The money began to pour out on November 16, 1933, to the tune of a deafening hullabaloo. By December 1 more than 1,000,000 were on the CWA [Civil Works Administration] pay roll; by January, 1934, the number reached 4,100,000. Press agents in eight-hour shifts worked day and night to tell a panting country what it was all about. The Depression, it was explained, was being given a series of adroit and fatal blows, above, below and athwart the belt. In six months there would be no more unemployment, the wheels of industry would be spinning, and the More Abundant Life would be on us. Brains had at last conquered the fear of fear.
What actually happened belongs to history. By the opening of Spring [Harry] Hopkins had got rid of his billion, and the whole thing had blown up with a bang. More people were out of work than ever before. The wheels of industry resolutely refused to spin. The More Abundant Life continued to linger over the sky line. There ensued a pause for taking breath, and then another stupendous assault was launched upon the taxpayer. This time the amount demanded was $4,880,000,000. It is now in hand, and plans are under way to lay it out where it will do the most good in next year’s campaign.
Go back to the clippings and read them again. Consider well what they say. Four preposterous nonentities, all of them professional uplifters, returning from a junket at the taxpayer’s expense, sit in a smoking car munching peanuts and talking shop. Their sole business in life is spending other people’s money. In the past they have always had to put in four-fifths of their time cadging it, but now the New Deal has admitted them to the vaults of the public treasury, and just beyond the public treasury, shackled in a gigantic lemon-squeezer worked by steam, groans the taxpayer. They feel their oats, and are busting with ideals. For them, at least, the More Abundant Life has surely come.

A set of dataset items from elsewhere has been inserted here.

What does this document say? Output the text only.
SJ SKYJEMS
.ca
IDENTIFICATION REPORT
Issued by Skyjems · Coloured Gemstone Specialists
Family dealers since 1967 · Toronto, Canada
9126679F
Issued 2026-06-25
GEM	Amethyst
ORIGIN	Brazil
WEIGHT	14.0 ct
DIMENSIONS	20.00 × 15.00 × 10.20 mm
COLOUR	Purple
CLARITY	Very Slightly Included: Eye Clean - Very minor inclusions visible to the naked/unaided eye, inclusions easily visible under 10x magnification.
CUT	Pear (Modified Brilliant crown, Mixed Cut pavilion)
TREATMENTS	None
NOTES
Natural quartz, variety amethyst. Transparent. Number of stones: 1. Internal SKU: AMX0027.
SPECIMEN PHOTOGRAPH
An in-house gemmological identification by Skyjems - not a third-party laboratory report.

Suddenly one of them, biting down hard on a peanut, has an inspiration. He leapt to his feet exultant, palpitating like a crusader shinning up the walls of Antioch. How, now, comrade, have you bitten into a worm? Nay, gents, I have thought of a good one, a swell one, the damndest you will ever heard tell of. Why not put everyone to work? Why not shovel it out in a really Large Way. Why higgle and temporize? We won’t be here forever, and when we are gone we’ll be gone a long while.
But the Leader? Wasn’t he babbling again, only the other day, of balancing the budget? Isn’t it a fact that he shows some sign of wobbling of late – that the flop of the NRA [National Recovery Administration] has given him to think? Well, we can only try. We have fetched him before, and maybe we can fetch him again. So the train reaches Washington, the porter gets his tip from the taxpayer’s pocket, and the next day the four brethren meet to figure out the details. But they never get further than a few scratches, for The Leader is in one of his intuitive moods, and his Christian Science smile is in high gear. Say no more, Harry, it is done! The next morning the money begins to gush and billow out of the Treasury. Six months later a billion is gone, and plans are under way to collar five times as much more.
Such is government by the Brain Trust. Such is the fate of the taxpayer under a Planned Economy. Such is the Utopia of Damned Fools.